I looked up the WASM Qt target and it renders to a canvas, which hampers accessibility. The docs even call out that this approach barely works for screen readers [0], and that it provides partial support by creating hidden DOM elements. This creates a branch of differing behavior between your desktop and browser app that doesn't have to exist at all with Electron.

It should go without saying that the requirements of the LGPL license are less attractive than the MIT one Electron has, fairness doesn't really come into it. Beyond the licensing hurdles that Qt devotes multiple pages of its website to explaining, they also gate commercial features such as "3D and graphs capabilities" [1] behind the paid license price, which are more use cases that are thoroughly covered by more permissively licensed web projects that already work everywhere.

On your last point I'm completely lost; it's late here so it might be me but I'm not sure what distinction you're making. I guess I interpreted dmix' comment generally to be about the process of producing software with either approach given that my comment above was asking for details on alternatives from the perspective of a developer and not a user. I don't have any personal beef with using apps that are written with Qt.
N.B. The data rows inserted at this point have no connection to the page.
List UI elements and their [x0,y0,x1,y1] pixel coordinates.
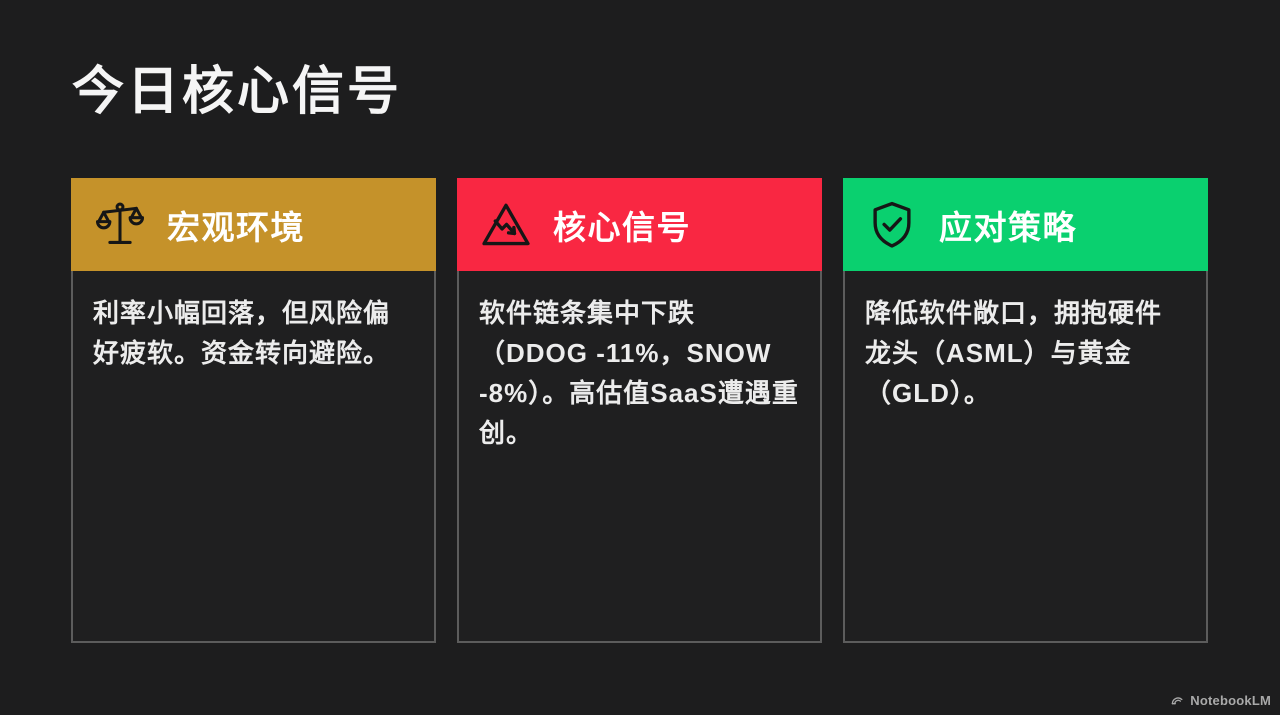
card-macro-text: 利率小幅回落，但风险偏好疲软。资金转向避险。 [93,298,391,368]
card-strategy-title: 应对策略 [939,208,1077,246]
card-strategy: 应对策略 降低软件敞口，拥抱硬件龙头（ASML）与黄金（GLD）。 [843,178,1208,643]
card-signal-body: 软件链条集中下跌（DDOG -11%，SNOW -8%）。高估值SaaS遭遇重创… [457,271,822,643]
card-row: 宏观环境 利率小幅回落，但风险偏好疲软。资金转向避险。 核心信号 软件链条集中 [71,178,1208,643]
shield-check-icon [865,198,919,252]
card-strategy-body: 降低软件敞口，拥抱硬件龙头（ASML）与黄金（GLD）。 [843,271,1208,643]
downtrend-warning-icon [479,198,533,252]
card-macro-title: 宏观环境 [167,208,305,246]
card-macro-header: 宏观环境 [71,178,436,271]
card-strategy-header: 应对策略 [843,178,1208,271]
balance-scale-icon [93,198,147,252]
notebooklm-label: NotebookLM [1190,693,1271,708]
page-title: 今日核心信号 [72,63,403,121]
card-macro-body: 利率小幅回落，但风险偏好疲软。资金转向避险。 [71,271,436,643]
card-signal-header: 核心信号 [457,178,822,271]
notebooklm-logo-icon [1170,693,1185,708]
card-strategy-text: 降低软件敞口，拥抱硬件龙头（ASML）与黄金（GLD）。 [865,298,1163,408]
card-signal-text: 软件链条集中下跌（DDOG -11%，SNOW -8%）。高估值SaaS遭遇重创… [479,298,799,448]
notebooklm-badge: NotebookLM [1170,693,1271,708]
card-signal-title: 核心信号 [553,208,691,246]
card-signal: 核心信号 软件链条集中下跌（DDOG -11%，SNOW -8%）。高估值Saa… [457,178,822,643]
card-macro: 宏观环境 利率小幅回落，但风险偏好疲软。资金转向避险。 [71,178,436,643]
[0] https://doc.qt.io/qt-6/wasm.html#accessibility-and-screen-re...

[1] https://www.qt.io/development/qt-framework/commercial-qt


Replies

wolvesechoestoday at 10:30 AM

> I don't have any personal beef with using apps that are written with Qt.

But the author of a comment I originally replied to has:

> I might hate Qt apps more than I hate Electron

therefore it is your insertion about dev experience and license costs of Qt vs MIT-licensed web frameworks that makes me lost.